You select only your numeric variables. You plot the distributions. By graphical inspection you note down possible cluster centers per variable. You use a standard k-means algorithm from the package cluster. You pass the anticipated cluster centers as expected starting points to the clustering algorithm. You use the output index list on your complete data set (incl. categorical data) and determine the rare combinations of categorical variables per cluster. I would particularly investigate very small clusters in your case. You will have to make some assumptions when declaring any cluster as a cluster of outliers.

Notes on k-prototypes

The k-prototypes algorithm defines cluster centers as mixtures of numeric and categorical data points. It follows the standard procedure for hierarchical clustering:

  1. Pick $k$ amount of random cluster centers from your data
  2. Compute distance for one point to each cluster center. The distance function typically contains a Euclidean part for numeric and a 0-1 matching for categorical variables (read linked paper).
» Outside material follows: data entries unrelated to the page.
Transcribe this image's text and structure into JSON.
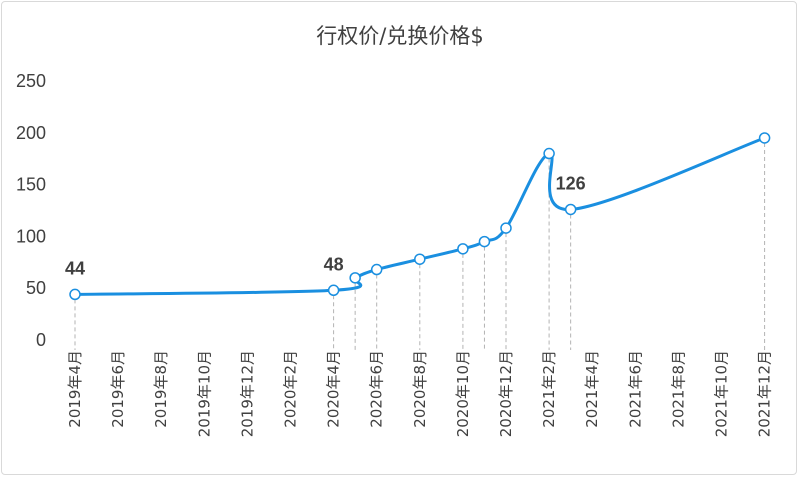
{
  "chart_data": {
    "type": "line",
    "title": "行权价/兑换价格$",
    "xlabel": "",
    "ylabel": "",
    "ylim": [
      0,
      250
    ],
    "yticks": [
      0,
      50,
      100,
      150,
      200,
      250
    ],
    "grid": false,
    "legend": "none",
    "line_color": "#1a8fe0",
    "x_ticks": [
      "2019年4月",
      "2019年6月",
      "2019年8月",
      "2019年10月",
      "2019年12月",
      "2020年2月",
      "2020年4月",
      "2020年6月",
      "2020年8月",
      "2020年10月",
      "2020年12月",
      "2021年2月",
      "2021年4月",
      "2021年6月",
      "2021年8月",
      "2021年10月",
      "2021年12月"
    ],
    "series": [
      {
        "x": [
          "2019-04",
          "2020-04",
          "2020-05",
          "2020-06",
          "2020-08",
          "2020-10",
          "2020-11",
          "2020-12",
          "2021-02",
          "2021-03",
          "2021-12"
        ],
        "values": [
          44,
          48,
          60,
          68,
          78,
          88,
          95,
          108,
          180,
          126,
          195
        ]
      }
    ],
    "data_labels": [
      {
        "x": "2019-04",
        "text": "44"
      },
      {
        "x": "2020-04",
        "text": "48"
      },
      {
        "x": "2021-03",
        "text": "126"
      }
    ]
  }
}
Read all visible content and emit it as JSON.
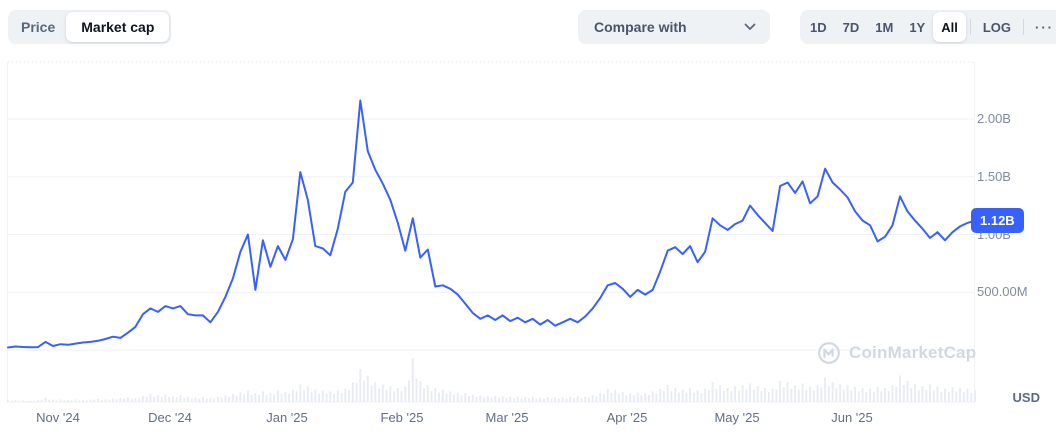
{
  "header": {
    "metric_toggle": {
      "options": [
        "Price",
        "Market cap"
      ],
      "active": "Market cap"
    },
    "compare": {
      "label": "Compare with"
    },
    "ranges": {
      "options": [
        "1D",
        "7D",
        "1M",
        "1Y",
        "All"
      ],
      "active": "All",
      "log_label": "LOG",
      "more_label": "···"
    }
  },
  "chart": {
    "current_value_label": "1.12B",
    "unit_label": "USD",
    "watermark": "CoinMarketCap",
    "colors": {
      "line": "#3861fb",
      "badge_bg": "#3861fb",
      "badge_text": "#ffffff",
      "grid": "#f0f2f6",
      "grid_dashed": "#dfe4ec",
      "volume": "#e9edf3",
      "watermark": "#d2d8e3",
      "axis_y_text": "#7f8b9f",
      "axis_x_text": "#616e85"
    }
  },
  "chart_data": {
    "type": "line",
    "title": "Market cap",
    "unit": "USD",
    "active_range": "All",
    "scale": "linear",
    "start_date": "2024-10-20",
    "step_days": 2,
    "x_tick_labels": [
      "Nov '24",
      "Dec '24",
      "Jan '25",
      "Feb '25",
      "Mar '25",
      "Apr '25",
      "May '25",
      "Jun '25"
    ],
    "y_tick_labels": [
      "2.00B",
      "1.50B",
      "1.00B",
      "500.00M"
    ],
    "y_tick_values_b": [
      2.0,
      1.5,
      1.0,
      0.5
    ],
    "ylim_b": [
      0,
      2.5
    ],
    "grid": "horizontal",
    "legend": "none",
    "current_value_b": 1.12,
    "peak_value_b": 2.16,
    "series": [
      {
        "name": "Market cap (billions USD)",
        "values": [
          0.022,
          0.03,
          0.026,
          0.024,
          0.025,
          0.07,
          0.035,
          0.05,
          0.045,
          0.055,
          0.065,
          0.07,
          0.08,
          0.095,
          0.115,
          0.105,
          0.15,
          0.2,
          0.31,
          0.36,
          0.33,
          0.38,
          0.36,
          0.38,
          0.31,
          0.3,
          0.3,
          0.24,
          0.33,
          0.46,
          0.62,
          0.85,
          1.0,
          0.52,
          0.95,
          0.72,
          0.9,
          0.78,
          0.96,
          1.54,
          1.3,
          0.9,
          0.88,
          0.82,
          1.05,
          1.37,
          1.45,
          2.16,
          1.72,
          1.56,
          1.44,
          1.3,
          1.1,
          0.86,
          1.14,
          0.8,
          0.87,
          0.55,
          0.56,
          0.53,
          0.48,
          0.4,
          0.32,
          0.27,
          0.3,
          0.26,
          0.3,
          0.25,
          0.28,
          0.24,
          0.27,
          0.22,
          0.26,
          0.21,
          0.24,
          0.27,
          0.24,
          0.29,
          0.36,
          0.45,
          0.56,
          0.58,
          0.53,
          0.46,
          0.52,
          0.48,
          0.52,
          0.68,
          0.86,
          0.89,
          0.83,
          0.9,
          0.76,
          0.85,
          1.14,
          1.08,
          1.04,
          1.09,
          1.12,
          1.25,
          1.17,
          1.1,
          1.03,
          1.42,
          1.45,
          1.36,
          1.46,
          1.27,
          1.33,
          1.57,
          1.45,
          1.39,
          1.32,
          1.2,
          1.12,
          1.08,
          0.94,
          0.98,
          1.08,
          1.33,
          1.2,
          1.12,
          1.05,
          0.97,
          1.02,
          0.95,
          1.02,
          1.07,
          1.1,
          1.12
        ]
      },
      {
        "name": "Volume (relative)",
        "values": [
          0.04,
          0.05,
          0.04,
          0.03,
          0.04,
          0.1,
          0.05,
          0.06,
          0.05,
          0.06,
          0.05,
          0.06,
          0.07,
          0.06,
          0.08,
          0.09,
          0.11,
          0.09,
          0.14,
          0.18,
          0.15,
          0.17,
          0.14,
          0.16,
          0.12,
          0.1,
          0.11,
          0.09,
          0.12,
          0.15,
          0.18,
          0.22,
          0.26,
          0.2,
          0.24,
          0.21,
          0.26,
          0.23,
          0.28,
          0.4,
          0.35,
          0.28,
          0.26,
          0.24,
          0.26,
          0.3,
          0.45,
          0.75,
          0.6,
          0.45,
          0.4,
          0.35,
          0.32,
          0.36,
          1.0,
          0.48,
          0.38,
          0.32,
          0.28,
          0.24,
          0.22,
          0.2,
          0.17,
          0.15,
          0.13,
          0.14,
          0.13,
          0.12,
          0.12,
          0.11,
          0.12,
          0.1,
          0.11,
          0.1,
          0.11,
          0.12,
          0.13,
          0.12,
          0.16,
          0.2,
          0.3,
          0.28,
          0.22,
          0.2,
          0.22,
          0.2,
          0.24,
          0.3,
          0.38,
          0.32,
          0.28,
          0.32,
          0.26,
          0.3,
          0.45,
          0.38,
          0.32,
          0.36,
          0.38,
          0.42,
          0.36,
          0.32,
          0.3,
          0.48,
          0.45,
          0.38,
          0.42,
          0.35,
          0.38,
          0.55,
          0.45,
          0.4,
          0.38,
          0.35,
          0.32,
          0.3,
          0.35,
          0.32,
          0.38,
          0.6,
          0.48,
          0.4,
          0.36,
          0.4,
          0.35,
          0.3,
          0.34,
          0.32,
          0.3,
          0.28
        ]
      }
    ]
  }
}
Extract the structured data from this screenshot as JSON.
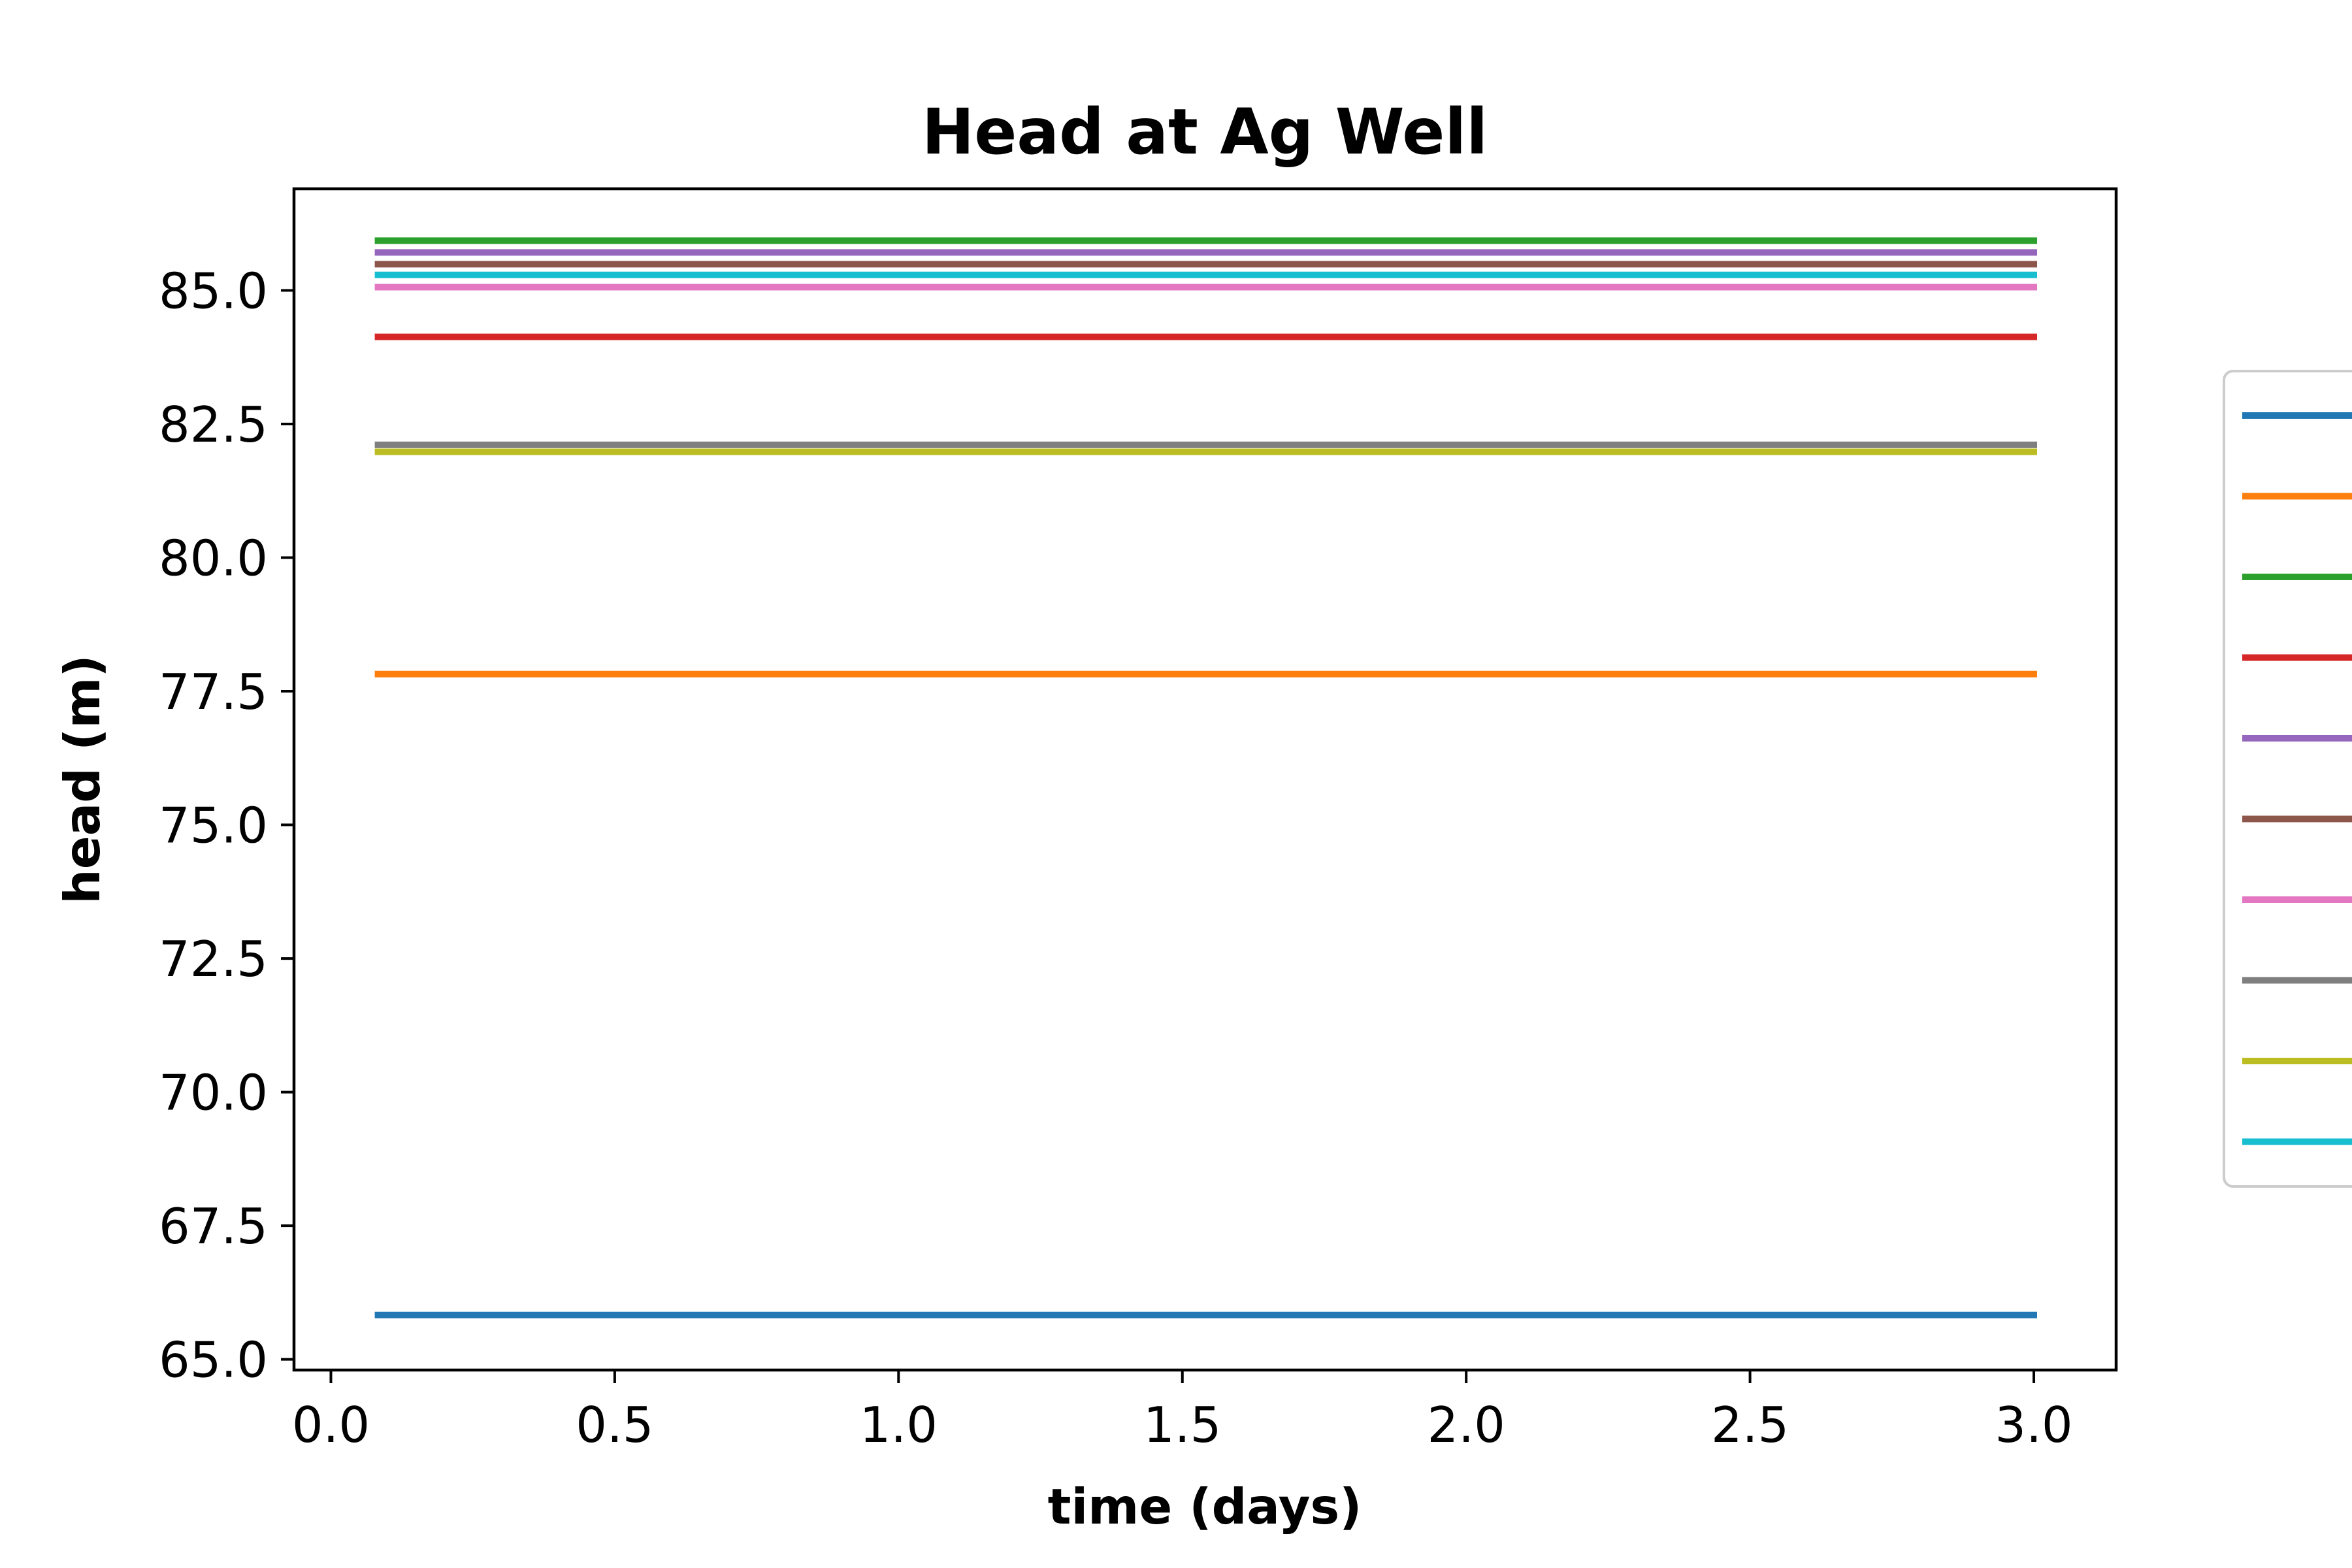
{
  "chart_data": {
    "type": "line",
    "title": "Head at Ag Well",
    "xlabel": "time (days)",
    "ylabel": "head (m)",
    "xlim": [
      -0.065,
      3.145
    ],
    "ylim": [
      64.8,
      86.9
    ],
    "xticks": [
      0.0,
      0.5,
      1.0,
      1.5,
      2.0,
      2.5,
      3.0
    ],
    "xtick_labels": [
      "0.0",
      "0.5",
      "1.0",
      "1.5",
      "2.0",
      "2.5",
      "3.0"
    ],
    "yticks": [
      65.0,
      67.5,
      70.0,
      72.5,
      75.0,
      77.5,
      80.0,
      82.5,
      85.0
    ],
    "ytick_labels": [
      "65.0",
      "67.5",
      "70.0",
      "72.5",
      "75.0",
      "77.5",
      "80.0",
      "82.5",
      "85.0"
    ],
    "grid": false,
    "legend": "outside-right (entries cut off)",
    "x": [
      0.083,
      3.0
    ],
    "series": [
      {
        "color": "#1f77b4",
        "values": [
          65.83,
          65.83
        ]
      },
      {
        "color": "#ff7f0e",
        "values": [
          77.82,
          77.82
        ]
      },
      {
        "color": "#2ca02c",
        "values": [
          85.93,
          85.93
        ]
      },
      {
        "color": "#d62728",
        "values": [
          84.13,
          84.13
        ]
      },
      {
        "color": "#9467bd",
        "values": [
          85.71,
          85.71
        ]
      },
      {
        "color": "#8c564b",
        "values": [
          85.49,
          85.49
        ]
      },
      {
        "color": "#e377c2",
        "values": [
          85.06,
          85.06
        ]
      },
      {
        "color": "#7f7f7f",
        "values": [
          82.11,
          82.11
        ]
      },
      {
        "color": "#bcbd22",
        "values": [
          81.98,
          81.98
        ]
      },
      {
        "color": "#17becf",
        "values": [
          85.29,
          85.29
        ]
      }
    ]
  }
}
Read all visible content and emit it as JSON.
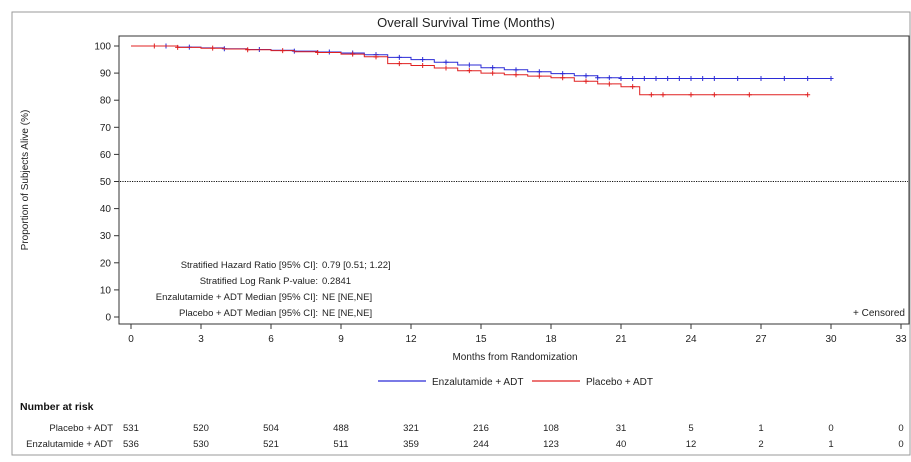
{
  "chart_data": {
    "type": "line",
    "title": "Overall Survival Time (Months)",
    "xlabel": "Months from Randomization",
    "ylabel": "Proportion of Subjects Alive (%)",
    "xlim": [
      0,
      33
    ],
    "ylim": [
      0,
      100
    ],
    "x_ticks": [
      0,
      3,
      6,
      9,
      12,
      15,
      18,
      21,
      24,
      27,
      30,
      33
    ],
    "y_ticks": [
      0,
      10,
      20,
      30,
      40,
      50,
      60,
      70,
      80,
      90,
      100
    ],
    "reference_line_y": 50,
    "legend_placement": "bottom",
    "censored_label": "+ Censored",
    "series": [
      {
        "name": "Enzalutamide + ADT",
        "color": "#2b2bd6",
        "x": [
          0,
          1,
          2,
          3,
          4,
          5,
          6,
          7,
          8,
          9,
          10,
          11,
          12,
          13,
          14,
          15,
          16,
          17,
          18,
          19,
          20,
          21,
          22,
          23,
          24,
          25,
          26,
          27,
          28,
          29,
          30
        ],
        "y": [
          100,
          100,
          99.6,
          99.3,
          99.0,
          98.7,
          98.4,
          98.1,
          97.8,
          97.4,
          96.8,
          95.8,
          95.0,
          94.0,
          93.0,
          92.0,
          91.2,
          90.5,
          89.8,
          89.0,
          88.3,
          88.0,
          88.0,
          88.0,
          88.0,
          88.0,
          88.0,
          88.0,
          88.0,
          88.0,
          88.0
        ],
        "censored_x": [
          1.5,
          2.5,
          4,
          5.5,
          7,
          8.5,
          9.5,
          10.5,
          11.5,
          12.5,
          13.5,
          14.5,
          15.5,
          16.5,
          17.5,
          18.5,
          19.5,
          20,
          20.5,
          21,
          21.5,
          22,
          22.5,
          23,
          23.5,
          24,
          24.5,
          25,
          26,
          27,
          28,
          29,
          30
        ]
      },
      {
        "name": "Placebo + ADT",
        "color": "#e02020",
        "x": [
          0,
          1,
          2,
          3,
          4,
          5,
          6,
          7,
          8,
          9,
          10,
          11,
          12,
          13,
          14,
          15,
          16,
          17,
          18,
          19,
          20,
          21,
          21.8,
          22,
          23,
          24,
          25,
          26,
          27,
          28,
          29
        ],
        "y": [
          100,
          100,
          99.5,
          99.2,
          98.9,
          98.6,
          98.3,
          97.9,
          97.6,
          97.0,
          96.0,
          93.5,
          92.8,
          91.9,
          90.9,
          90.0,
          89.4,
          88.9,
          88.3,
          87.0,
          86.0,
          85.0,
          82.0,
          82.0,
          82.0,
          82.0,
          82.0,
          82.0,
          82.0,
          82.0,
          82.0
        ],
        "censored_x": [
          1,
          2,
          3.5,
          5,
          6.5,
          8,
          9.5,
          10.5,
          11.5,
          12.5,
          13.5,
          14.5,
          15.5,
          16.5,
          17.5,
          18.5,
          19.5,
          20.5,
          21.5,
          22.3,
          22.8,
          24,
          25,
          26.5,
          29
        ]
      }
    ],
    "annotations": [
      {
        "label": "Stratified Hazard Ratio [95% CI]:",
        "value": "0.79 [0.51; 1.22]"
      },
      {
        "label": "Stratified Log Rank P-value:",
        "value": "0.2841"
      },
      {
        "label": "Enzalutamide + ADT Median [95% CI]:",
        "value": "NE [NE,NE]"
      },
      {
        "label": "Placebo + ADT Median [95% CI]:",
        "value": "NE [NE,NE]"
      }
    ],
    "risk_table": {
      "title": "Number at risk",
      "rows": [
        {
          "label": "Placebo + ADT",
          "values": [
            531,
            520,
            504,
            488,
            321,
            216,
            108,
            31,
            5,
            1,
            0,
            0
          ]
        },
        {
          "label": "Enzalutamide + ADT",
          "values": [
            536,
            530,
            521,
            511,
            359,
            244,
            123,
            40,
            12,
            2,
            1,
            0
          ]
        }
      ]
    }
  }
}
More elaborate distance functions for the categorical variables might be needed.
  3. Adjust cluster centers according to the mean and mode of all points currently assigned to them
  4. Repeat 2-3 for every data point
  5. Iterate 2-4 until cluster centers do not change anymore

Depending on the level of sophistication of your result, you may also want to look into genetic algorithms to not fall into local optima here; I believe this is a case, for which this might make particular sense.

Notes on the F-Test

This is taken from Cluster Analysis, Everitt et al., 2011. To compare if a clustering into $k+1$ clusters is better than a clustering into $k$ clusters, you calculate the F-statistic in the following manner:

$$ F_(g1,g2)=\frac{\frac{(S_{g1}^2-S_{g2}^2)}{S_{g2}^2}}{\frac{n-g_1}{n-g_2}*(\frac{g_2}{g_1})^{2/p}-1} $$

where

$g1$ = $k$ number of clusters

$g2$ = $k+1$ number of clusters

$n$ = number of data objects

$p$ = number of variables

$S^1$ = the sum of the sum of squared deviations from the cluster centers in your division into $k$ clusters

$S^2$ = the sum of the sum of squared deviations from the cluster centers in your division into $k+1$ clusters

Your division of the $n$ objects into $g2$ clusters is significantly better, if the F-statistics exceeds the critical value of an F-distribution with $p(g2-g1)$ and $p(n-g2)$ degrees of freedom.